2. How does the Thrill change Dalinar’s perception and physical endurance during this chapter?
The Thrill initially burns alongside the Plate’s energy, giving Dalinar a “clarity” focused solely on bloodshed. After the landslide, it turns his pain into numbness and fuels a superhuman fight against the ambushers—he kills so many that he piles their bodies high. Later, during the night‑long walk, the Thrill keeps him moving despite extreme blood loss. It also conjures phantom armies in his peripheral vision, blurring the line between external reality and internal battle. By the time he reaches camp, the Thrill has merged so completely with his will that he sees revenge as a righteous necessity.
3. What role does Sadeas play in Dalinar’s decision to raze Rathalas, and how does Evi’s reaction contrast with Sadeas’s advice?

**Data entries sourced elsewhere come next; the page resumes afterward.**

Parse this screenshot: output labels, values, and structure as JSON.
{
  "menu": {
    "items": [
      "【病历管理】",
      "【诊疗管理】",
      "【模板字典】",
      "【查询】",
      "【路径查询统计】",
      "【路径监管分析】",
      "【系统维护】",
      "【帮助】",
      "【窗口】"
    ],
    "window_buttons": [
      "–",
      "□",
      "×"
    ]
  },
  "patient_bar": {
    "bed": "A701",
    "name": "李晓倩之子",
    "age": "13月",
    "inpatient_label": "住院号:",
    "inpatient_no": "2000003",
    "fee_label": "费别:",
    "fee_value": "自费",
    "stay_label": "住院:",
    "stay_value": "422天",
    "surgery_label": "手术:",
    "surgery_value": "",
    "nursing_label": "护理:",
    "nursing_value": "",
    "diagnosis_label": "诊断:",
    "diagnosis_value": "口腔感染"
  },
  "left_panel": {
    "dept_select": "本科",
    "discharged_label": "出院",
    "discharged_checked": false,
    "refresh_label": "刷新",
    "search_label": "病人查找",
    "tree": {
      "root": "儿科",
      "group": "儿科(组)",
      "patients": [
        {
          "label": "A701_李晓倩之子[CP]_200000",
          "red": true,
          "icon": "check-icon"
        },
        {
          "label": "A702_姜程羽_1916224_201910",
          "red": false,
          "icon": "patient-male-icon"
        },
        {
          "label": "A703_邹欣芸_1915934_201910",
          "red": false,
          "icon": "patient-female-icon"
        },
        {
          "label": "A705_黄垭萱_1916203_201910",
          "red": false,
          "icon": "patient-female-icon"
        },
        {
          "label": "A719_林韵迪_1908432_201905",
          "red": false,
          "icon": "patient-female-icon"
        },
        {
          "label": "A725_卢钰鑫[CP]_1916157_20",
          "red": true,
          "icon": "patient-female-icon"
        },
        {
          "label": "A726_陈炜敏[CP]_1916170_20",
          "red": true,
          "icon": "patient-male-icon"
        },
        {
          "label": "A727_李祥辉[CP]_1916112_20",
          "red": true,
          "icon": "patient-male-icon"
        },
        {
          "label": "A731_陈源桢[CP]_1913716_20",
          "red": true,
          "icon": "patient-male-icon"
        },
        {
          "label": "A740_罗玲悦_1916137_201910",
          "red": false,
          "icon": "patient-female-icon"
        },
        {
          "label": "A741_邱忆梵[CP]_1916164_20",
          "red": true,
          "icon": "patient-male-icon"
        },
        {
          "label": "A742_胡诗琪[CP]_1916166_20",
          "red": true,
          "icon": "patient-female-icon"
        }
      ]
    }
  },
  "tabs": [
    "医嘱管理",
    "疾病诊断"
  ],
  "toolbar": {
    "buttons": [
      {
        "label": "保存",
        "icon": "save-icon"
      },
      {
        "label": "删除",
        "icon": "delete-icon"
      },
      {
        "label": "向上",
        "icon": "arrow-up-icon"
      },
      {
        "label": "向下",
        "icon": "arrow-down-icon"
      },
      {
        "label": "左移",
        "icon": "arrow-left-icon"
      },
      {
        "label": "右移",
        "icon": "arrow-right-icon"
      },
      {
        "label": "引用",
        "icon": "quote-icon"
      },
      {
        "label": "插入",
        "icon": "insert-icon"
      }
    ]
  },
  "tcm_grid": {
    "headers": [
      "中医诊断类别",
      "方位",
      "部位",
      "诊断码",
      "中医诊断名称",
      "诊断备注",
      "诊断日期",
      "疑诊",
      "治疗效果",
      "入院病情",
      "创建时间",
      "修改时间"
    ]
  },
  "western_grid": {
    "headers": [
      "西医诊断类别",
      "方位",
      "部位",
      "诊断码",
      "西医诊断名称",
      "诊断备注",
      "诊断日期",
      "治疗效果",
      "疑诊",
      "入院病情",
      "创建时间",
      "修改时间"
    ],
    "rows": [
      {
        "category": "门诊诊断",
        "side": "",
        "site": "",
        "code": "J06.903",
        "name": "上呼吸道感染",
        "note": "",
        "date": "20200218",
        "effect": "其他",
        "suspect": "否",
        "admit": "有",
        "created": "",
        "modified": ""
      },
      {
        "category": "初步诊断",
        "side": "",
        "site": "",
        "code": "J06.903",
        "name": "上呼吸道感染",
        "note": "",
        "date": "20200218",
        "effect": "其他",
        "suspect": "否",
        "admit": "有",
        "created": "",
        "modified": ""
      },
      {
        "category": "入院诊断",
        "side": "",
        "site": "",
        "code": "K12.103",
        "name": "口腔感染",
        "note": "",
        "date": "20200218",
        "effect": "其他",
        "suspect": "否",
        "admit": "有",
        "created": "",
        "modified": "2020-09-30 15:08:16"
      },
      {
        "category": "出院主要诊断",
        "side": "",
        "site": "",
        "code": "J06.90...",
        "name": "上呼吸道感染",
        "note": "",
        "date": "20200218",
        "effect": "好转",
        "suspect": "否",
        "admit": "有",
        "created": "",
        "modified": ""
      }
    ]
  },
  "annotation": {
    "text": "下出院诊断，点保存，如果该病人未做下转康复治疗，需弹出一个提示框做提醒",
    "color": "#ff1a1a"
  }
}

Sadeas declares that the kingdom thinks them weak and that only total punishment will prevent future rebellions. His words feed directly into the Thrill‑inflamed Dalinar, who immediately orders the city burned. Evi, on the other hand, steps forward in horror, her skin paling and fearspren rising, and begs Dalinar to rest and reconsider. Her plea is dismissed as “unwarranted grief,” and Sadeas’s vision of terror wins. The contrast highlights the competing forces in Dalinar’s life: the gentle conscience represented by Evi versus the iron brutality urged by Sadeas.